Хотя когда человек процветает, он обладает чрезвычайно высоким о себе мнением и может одержать верх над человеком, отличающимся строгими и скромными добродетелями; хотя одобрение толпы и людей, взирающих на обоих с отдаленного расстояния, направлено скорее в пользу одного, чем другого, тем не менее в результате строгого исследования последний почти всегда одерживает верх над первым. Человек, не приписывающий себе и не желающий приписывать себе ничего сверх того, что действительно принадлежит ему, не боится ни унижения, ни разоблачения. Он спокойно опирается на действительные и несомненные свои достоинства. Почитатели его немногочисленны и нешумливы, но любой из них, кому удастся ближе подойти к нему и лучше узнать его, становится его самым горячим поклонником. Одобрение одного благоразумного человека более удовлетворит порядочного человека, чем рукоплескания тысячи невежественных почитателей-энтузиастов. Он может сказать то, что говорил Парменид, который во время чтения перед афинским народом одной из своих философских речей заметил, когда все слушатели его разошлись и только Платон его слушал: «Для моей аудитории достаточно одного Платона»81.

Совсем иное бывает с человеком, который думает о себе больше, чем следует. Благоразумный человек, которому случится ближе взглянуть на него, уважает его менее других. Опьяневшее от успеха его восхищение самим собой не может вызвать справедливого и основательного уважения со стороны благоразумного человека, и потому первый обвиняет последнего в зависти и в недоброжелательстве; он подозревает лучших друзей своих и даже боится иметь отношения с ними, удаляется от них и отплачивает им за их услуги не только неблагодарностью, но несправедливостью и жестокостью. Свое доверие он отдает льстецам и обманщикам, которые подыгрывают его тщеславию и самонадеянности. Характер его, хотя и извращенный, но бывший вначале во многих отношениях приятным и почтенным, становится в конце концов презренным и ненавистным. Опьяненный удачей, Александр убил Клита только за то, что тот отдавал предпочтение подвигам Филиппа перед подвигами его сына. Он подвергнул смертным мукам Каллисфена только за то, что тот отказался боготворить его по примеру персов. Он приказал умертвить честного Пармениона, лучшего друга своего отца, замучив прежде пытками из-за пустого подозрения единственного из его сыновей, уцелевшего в битвах за Александра. Он умертвил того Пармениона, о котором сам говорил, что афиняне всегда были настолько счастливы, что могли иметь десяток хороших полководцев, между тем как на протяжении всей своей жизни он смог найти только одного – Пармениона; того самого Пармениона, на бдительность и верность которого он постоянно полагался с беспредельным доверием и чувствуя себя в безопасности, так что во время пиршеств и оргий обыкновенно говорил: «Станем пить, друзья, отдадимся беззаботно удовольствию, ибо Парменион не пьет никогда»82. Советам того же Пармениона он обязан всеми своими победами, и без них он не выиграл бы ни одного сражения. А презренные люди и льстивые друзья, которым Александр оставил власть и могущество, разделили между собой его империю и, ограбив таким образом его семейство, умертвили одного за другим всех членов его, не исключая и женщин.
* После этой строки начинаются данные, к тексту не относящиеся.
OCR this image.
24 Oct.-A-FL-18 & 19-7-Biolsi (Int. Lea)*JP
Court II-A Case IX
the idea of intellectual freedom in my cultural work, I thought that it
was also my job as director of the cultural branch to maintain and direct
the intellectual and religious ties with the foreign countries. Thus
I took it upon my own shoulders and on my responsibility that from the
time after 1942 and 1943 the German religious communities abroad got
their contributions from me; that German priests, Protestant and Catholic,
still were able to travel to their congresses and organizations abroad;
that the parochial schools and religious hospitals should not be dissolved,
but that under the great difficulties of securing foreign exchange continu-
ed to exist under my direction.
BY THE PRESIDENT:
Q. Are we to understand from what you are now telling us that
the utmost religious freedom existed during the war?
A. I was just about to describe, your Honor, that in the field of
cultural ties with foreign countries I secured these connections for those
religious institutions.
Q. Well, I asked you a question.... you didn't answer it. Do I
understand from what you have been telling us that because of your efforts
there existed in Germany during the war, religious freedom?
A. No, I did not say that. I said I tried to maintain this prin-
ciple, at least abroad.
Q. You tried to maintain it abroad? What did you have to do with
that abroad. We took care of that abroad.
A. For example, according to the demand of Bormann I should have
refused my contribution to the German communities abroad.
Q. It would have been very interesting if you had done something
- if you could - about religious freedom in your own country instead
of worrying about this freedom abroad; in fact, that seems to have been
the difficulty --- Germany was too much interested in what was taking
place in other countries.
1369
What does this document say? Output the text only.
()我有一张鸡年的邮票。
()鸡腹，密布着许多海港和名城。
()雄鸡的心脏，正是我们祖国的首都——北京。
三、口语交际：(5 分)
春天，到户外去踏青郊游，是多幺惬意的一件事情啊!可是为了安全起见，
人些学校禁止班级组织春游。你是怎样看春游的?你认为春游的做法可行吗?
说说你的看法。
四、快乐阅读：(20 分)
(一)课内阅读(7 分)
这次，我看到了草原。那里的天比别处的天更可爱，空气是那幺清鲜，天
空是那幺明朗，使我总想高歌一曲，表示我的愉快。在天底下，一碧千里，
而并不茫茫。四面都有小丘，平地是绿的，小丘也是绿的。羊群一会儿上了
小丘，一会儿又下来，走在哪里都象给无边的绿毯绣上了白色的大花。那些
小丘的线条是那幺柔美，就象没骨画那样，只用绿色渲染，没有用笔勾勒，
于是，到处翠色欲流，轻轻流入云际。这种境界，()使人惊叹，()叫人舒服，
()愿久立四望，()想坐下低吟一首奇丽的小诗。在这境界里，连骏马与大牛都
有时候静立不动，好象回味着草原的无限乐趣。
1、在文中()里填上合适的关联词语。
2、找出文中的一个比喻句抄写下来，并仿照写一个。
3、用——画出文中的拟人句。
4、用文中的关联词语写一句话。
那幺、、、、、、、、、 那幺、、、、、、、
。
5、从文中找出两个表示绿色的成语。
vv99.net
Мы не только извиняем чрезмерно высокое мнение о самом себе, но даже вполне сочувствуем этому мнению, если дело идет о человеке, одаренном таким высоким характером, который ставит его выше обычного уровня. Мы называем такой характер одухотворенным, доблестным, благородным, то есть словами, предполагающими чрезвычайную степень восхищения и одобрения. Но мы не можем полностью сочувствовать чрезмерному самолюбию людей, явно не отличающихся высокими качествами. Самолюбие их вызывает отвращение и возмущает нас; мы не можем перенести и извинить его. Мы называем его гордыней и тщеславием, словами, из которых в последнем подразумевается постоянно, а в первом весьма часто крайняя степень порицания.